Damn the woman! But at least, with a husband, it wasn’t about to be that topless bitch.

“You’ll have to tell me who your husband is — and who you are.”

“Oh! Emmalina Rounds. It’s my little girl that—”

“Mrs. Rounds! Yes! Bart said... oh, and you’ve heard from your husband in New Orleans?”

“Uh... I guess ex-husband, cause he’s done remarried a long time ago. Thing is, four men come to see him an’ wanted Verna’s address. He wouldn’t give it to ’em, so they started to beat on him. He was callin me from the hospital, had some busted ribs an’ all, but he knocked one of ’em out so the police, they got him.
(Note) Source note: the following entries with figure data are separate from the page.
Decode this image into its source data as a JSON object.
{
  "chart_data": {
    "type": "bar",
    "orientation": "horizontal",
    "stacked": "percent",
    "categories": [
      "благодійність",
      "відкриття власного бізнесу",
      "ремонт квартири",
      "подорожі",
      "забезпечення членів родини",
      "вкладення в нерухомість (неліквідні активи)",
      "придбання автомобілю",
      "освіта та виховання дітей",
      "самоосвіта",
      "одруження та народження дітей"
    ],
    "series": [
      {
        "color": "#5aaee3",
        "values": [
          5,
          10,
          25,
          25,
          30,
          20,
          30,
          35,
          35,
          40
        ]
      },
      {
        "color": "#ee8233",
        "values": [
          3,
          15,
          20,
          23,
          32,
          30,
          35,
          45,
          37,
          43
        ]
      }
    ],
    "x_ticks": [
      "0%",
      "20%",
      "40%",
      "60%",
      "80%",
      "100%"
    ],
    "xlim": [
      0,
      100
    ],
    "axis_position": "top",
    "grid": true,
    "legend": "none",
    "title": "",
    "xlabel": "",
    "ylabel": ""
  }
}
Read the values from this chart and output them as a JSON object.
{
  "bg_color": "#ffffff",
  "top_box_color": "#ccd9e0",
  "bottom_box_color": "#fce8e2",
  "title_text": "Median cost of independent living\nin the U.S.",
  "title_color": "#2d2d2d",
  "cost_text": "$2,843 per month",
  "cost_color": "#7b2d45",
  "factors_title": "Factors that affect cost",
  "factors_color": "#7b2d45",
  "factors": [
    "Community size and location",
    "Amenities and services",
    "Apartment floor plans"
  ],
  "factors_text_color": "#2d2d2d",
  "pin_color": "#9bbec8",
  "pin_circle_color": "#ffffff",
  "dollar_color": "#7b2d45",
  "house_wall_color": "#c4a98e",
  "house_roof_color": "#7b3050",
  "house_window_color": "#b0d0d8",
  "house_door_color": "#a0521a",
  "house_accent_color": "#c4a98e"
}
An’ he didn’t tell ’em nothin bout where my Verna is at.”

“That’s wonderful, Mrs. Rounds.”

“Thing is, he wanted to get word to Mr. Heslip that there was men after my Verna. He had it wrong about Mr. Heslip, thought he was fum some gover’mint agency...”

They talked a little longer and hung up. Corinne sat, phone in hand, trying to think of what to do. She had no idea of how to reach Bart. He already knew other men were after Verna, but he didn’t know they were going for violence. What frightened her was that her Bart was the kind who would get in their way rather than let them do anything to the little former file clerk.